Symbolic comprision operation and summation cant get right answer

Question

I'm confused about MATLAB's symbolic operation precedence. My code does not produce the desired output.

syms x1 x2 x3 x4
aa=((x1 == 0 & x2 == 0 & x3 == 0 & x4 == 0) + ((9*x1)/50 + (327*x2)/2000 + (1841*x3)/20000 + (1799*x4)/20000));
bb=eval(subs(aa, [x1 x2 x3 x4], [0.2 0.2 0.2 0.2]))

I expect the output of

bb=
    0.1051

but the actual output is

bb =
    logical
    0

Why does MATLAB do this? I use MATLAB R2018b

Answer 1

• Case 1: x == y

syms x y z

aa = (x == y) + z

Meaning

aa = [x or y] + z = x + z = y + z

Wherever you have x, you can replace it by y, interchangeably.
It does not check if x and y are the same

---

• Case 2: isequal(x, y)

syms x y z

aa = (x == y) + z
aa = isequal(x, y) + z

Meaning

aa = [check if x and y are the same] + z = 0 + z = z

---

Modify the given code to this using isequal()

syms x1 x2 x3 x4
aa=((isequal(x1, 0)& isequal(x2, 0) & isequal(x3, 0) & isequal(x4, 0)) + ...
    ((9*x1)/50 + (327*x2)/2000 + (1841*x3)/20000 + (1799*x4)/20000));
bb=eval(subs(aa, [x1 x2 x3 x4], [0.2 0.2 0.2 0.2]));

Result

bb = 0.1051

Answer 2

I think MATLAB tries to reduce the number of brackets necessary to produce the simplest output.

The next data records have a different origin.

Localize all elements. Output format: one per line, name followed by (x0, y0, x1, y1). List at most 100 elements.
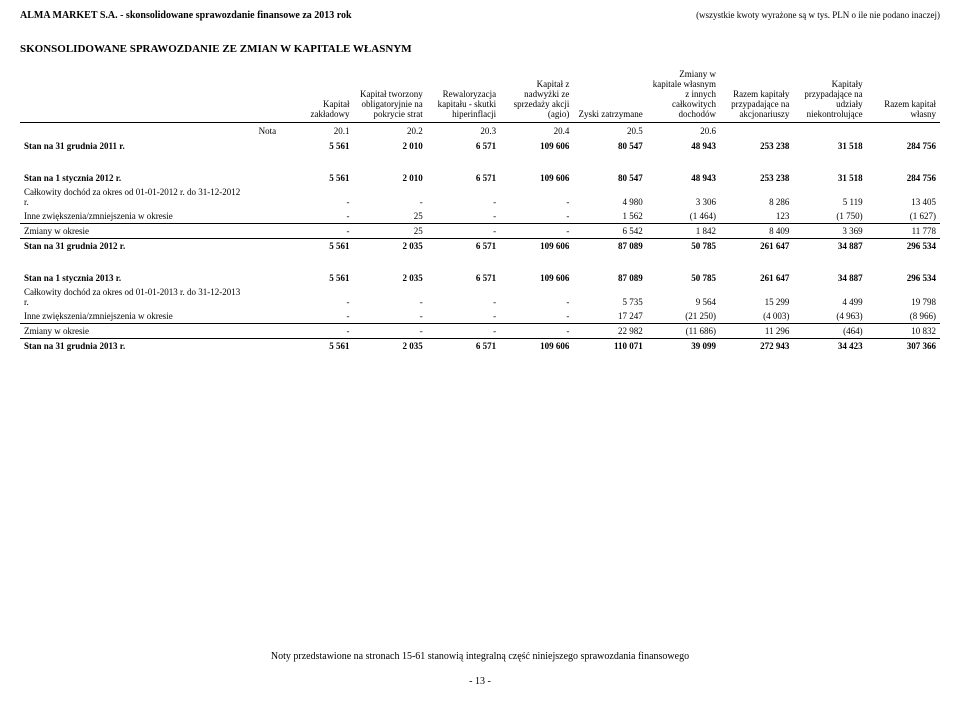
table-row: Inne zwiększenia/zmniejszenia w okresie -… (20, 209, 940, 224)
cell-value: 5 561 (280, 239, 353, 254)
footer-note: Noty przedstawione na stronach 15-61 sta… (0, 651, 960, 662)
cell-value: 1 842 (647, 224, 720, 239)
cell-value: 6 571 (427, 339, 500, 354)
col-head: Zyski zatrzymane (573, 67, 646, 123)
cell-value: - (353, 309, 426, 324)
row-label: Zmiany w okresie (20, 324, 245, 339)
cell-value: - (427, 209, 500, 224)
cell-value: 22 982 (573, 324, 646, 339)
cell-blank (245, 324, 280, 339)
cell-value: 253 238 (720, 171, 793, 185)
cell-value: 5 735 (573, 285, 646, 309)
cell-blank (245, 139, 280, 153)
cell-value: 253 238 (720, 139, 793, 153)
nota-row: Nota20.120.220.320.420.520.6 (20, 123, 940, 140)
table-row: Całkowity dochód za okres od 01-01-2012 … (20, 185, 940, 209)
cell-value: 17 247 (573, 309, 646, 324)
cell-value: 8 286 (720, 185, 793, 209)
row-label: Inne zwiększenia/zmniejszenia w okresie (20, 309, 245, 324)
cell-value: - (280, 324, 353, 339)
cell-value: 284 756 (867, 139, 940, 153)
cell-blank (245, 339, 280, 354)
col-head: Kapitał zakładowy (280, 67, 353, 123)
cell-value: - (427, 309, 500, 324)
table-row: Inne zwiększenia/zmniejszenia w okresie -… (20, 309, 940, 324)
row-label: Inne zwiększenia/zmniejszenia w okresie (20, 209, 245, 224)
table-row: Stan na 1 stycznia 2013 r.5 5612 0356 57… (20, 271, 940, 285)
cell-value: 25 (353, 224, 426, 239)
col-blank (20, 67, 245, 123)
cell-blank (245, 239, 280, 254)
cell-value: 4 980 (573, 185, 646, 209)
cell-value: - (500, 324, 573, 339)
table-row: Stan na 31 grudnia 2012 r.5 5612 0356 57… (20, 239, 940, 254)
cell-value: 284 756 (867, 171, 940, 185)
cell-value: 110 071 (573, 339, 646, 354)
row-label: Całkowity dochód za okres od 01-01-2012 … (20, 185, 245, 209)
cell-value: 39 099 (647, 339, 720, 354)
page-footer: Noty przedstawione na stronach 15-61 sta… (0, 651, 960, 687)
table-header-row: Kapitał zakładowy Kapitał tworzony oblig… (20, 67, 940, 123)
cell-value: 2 010 (353, 171, 426, 185)
cell-value: - (280, 309, 353, 324)
cell-value: - (353, 185, 426, 209)
cell-value: (1 627) (867, 209, 940, 224)
table-row: Stan na 31 grudnia 2011 r.5 5612 0106 57… (20, 139, 940, 153)
col-head: Rewaloryzacja kapitału - skutki hiperinf… (427, 67, 500, 123)
col-head: Kapitał z nadwyżki ze sprzedaży akcji (a… (500, 67, 573, 123)
cell-value: 2 010 (353, 139, 426, 153)
cell-value: 5 561 (280, 171, 353, 185)
equity-changes-table: Kapitał zakładowy Kapitał tworzony oblig… (20, 67, 940, 353)
cell-value: 48 943 (647, 171, 720, 185)
table-row: Całkowity dochód za okres od 01-01-2013 … (20, 285, 940, 309)
cell-value: 19 798 (867, 285, 940, 309)
spacer-cell (20, 253, 940, 271)
nota-value: 20.4 (500, 123, 573, 140)
cell-value: 5 119 (793, 185, 866, 209)
table-row: Zmiany w okresie----22 982(11 686)11 296… (20, 324, 940, 339)
cell-value: 48 943 (647, 139, 720, 153)
cell-value: 87 089 (573, 271, 646, 285)
nota-value: 20.3 (427, 123, 500, 140)
cell-value: 34 423 (793, 339, 866, 354)
cell-value: 31 518 (793, 139, 866, 153)
cell-value: 307 366 (867, 339, 940, 354)
col-head: Kapitał tworzony obligatoryjnie na pokry… (353, 67, 426, 123)
nota-value: 20.2 (353, 123, 426, 140)
cell-value: 80 547 (573, 139, 646, 153)
cell-value: - (427, 224, 500, 239)
cell-value: - (353, 285, 426, 309)
cell-value: 5 561 (280, 139, 353, 153)
cell-value: 109 606 (500, 239, 573, 254)
cell-value: - (280, 224, 353, 239)
cell-value: (21 250) (647, 309, 720, 324)
cell-value: 2 035 (353, 239, 426, 254)
page-header: ALMA MARKET S.A. - skonsolidowane sprawo… (20, 10, 940, 21)
cell-blank (245, 271, 280, 285)
cell-value: 261 647 (720, 271, 793, 285)
col-head: Razem kapitał własny (867, 67, 940, 123)
cell-value: 123 (720, 209, 793, 224)
cell-value: 1 562 (573, 209, 646, 224)
table-row: Zmiany w okresie-25--6 5421 8428 4093 36… (20, 224, 940, 239)
cell-value: 9 564 (647, 285, 720, 309)
cell-blank (245, 209, 280, 224)
cell-value: - (280, 209, 353, 224)
cell-blank (245, 171, 280, 185)
cell-value: - (427, 324, 500, 339)
cell-value: 11 778 (867, 224, 940, 239)
cell-value: - (500, 285, 573, 309)
col-blank-nota (245, 67, 280, 123)
cell-value: 5 561 (280, 271, 353, 285)
spacer-row (20, 253, 940, 271)
cell-value: 109 606 (500, 271, 573, 285)
row-label: Stan na 31 grudnia 2013 r. (20, 339, 245, 354)
cell-value: 25 (353, 209, 426, 224)
cell-value: (464) (793, 324, 866, 339)
cell-value: (11 686) (647, 324, 720, 339)
cell-blank (245, 285, 280, 309)
table-row: Stan na 1 stycznia 2012 r.5 5612 0106 57… (20, 171, 940, 185)
cell-value: - (427, 285, 500, 309)
currency-note: (wszystkie kwoty wyrażone są w tys. PLN … (696, 10, 940, 20)
row-label: Zmiany w okresie (20, 224, 245, 239)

Note that if a is equal to b, a+c is also equal to b+c, so the statement is not wrong. If you call simplify(aa) you even get a simple a == b, which is indeed the simplest form as one can cancel the c on both sides:

syms a b c
aa=(a==b)+c
aa =
a + c == b + c
pretty(aa)
a + c == b + c

simplify(aa)
ans =
a == b

---

With respect to your edited question: why are you using symbolic variables at all? They are slow and cumbersome (not to speak about the unspeakable evil that is eval). Using numeric computation does yield the correct result:

syms x1 x2 x3 x4
aa=((x1 == 0 & x2 == 0 & x3 == 0 & x4 == 0) + ((9*x1)/50 + (327*x2)/2000 + (1841*x3)/20000 + (1799*x4)/20000));
bb=eval(subs(aa, [x1 x2 x3 x4], [0.2 0.2 0.2 0.2]))
bb =
  logical
   0

x1=0.2;x2=0.2;x3=0.2;x4=0.2;
(x1 == 0 & x2 == 0 & x3 == 0 & x4 == 0)
ans =
  logical
   0

((9*x1)/50 + (327*x2)/2000 + (1841*x3)/20000 + (1799*x4)/20000)
ans =
    0.1051

aa=((x1 == 0 & x2 == 0 & x3 == 0 & x4 == 0) + ((9*x1)/50 + (327*x2)/2000 + (1841*x3)/20000 + (1799*x4)/20000))
aa =
    0.1051

I suspect the problem is somewhere in the belly of subs and/or eval.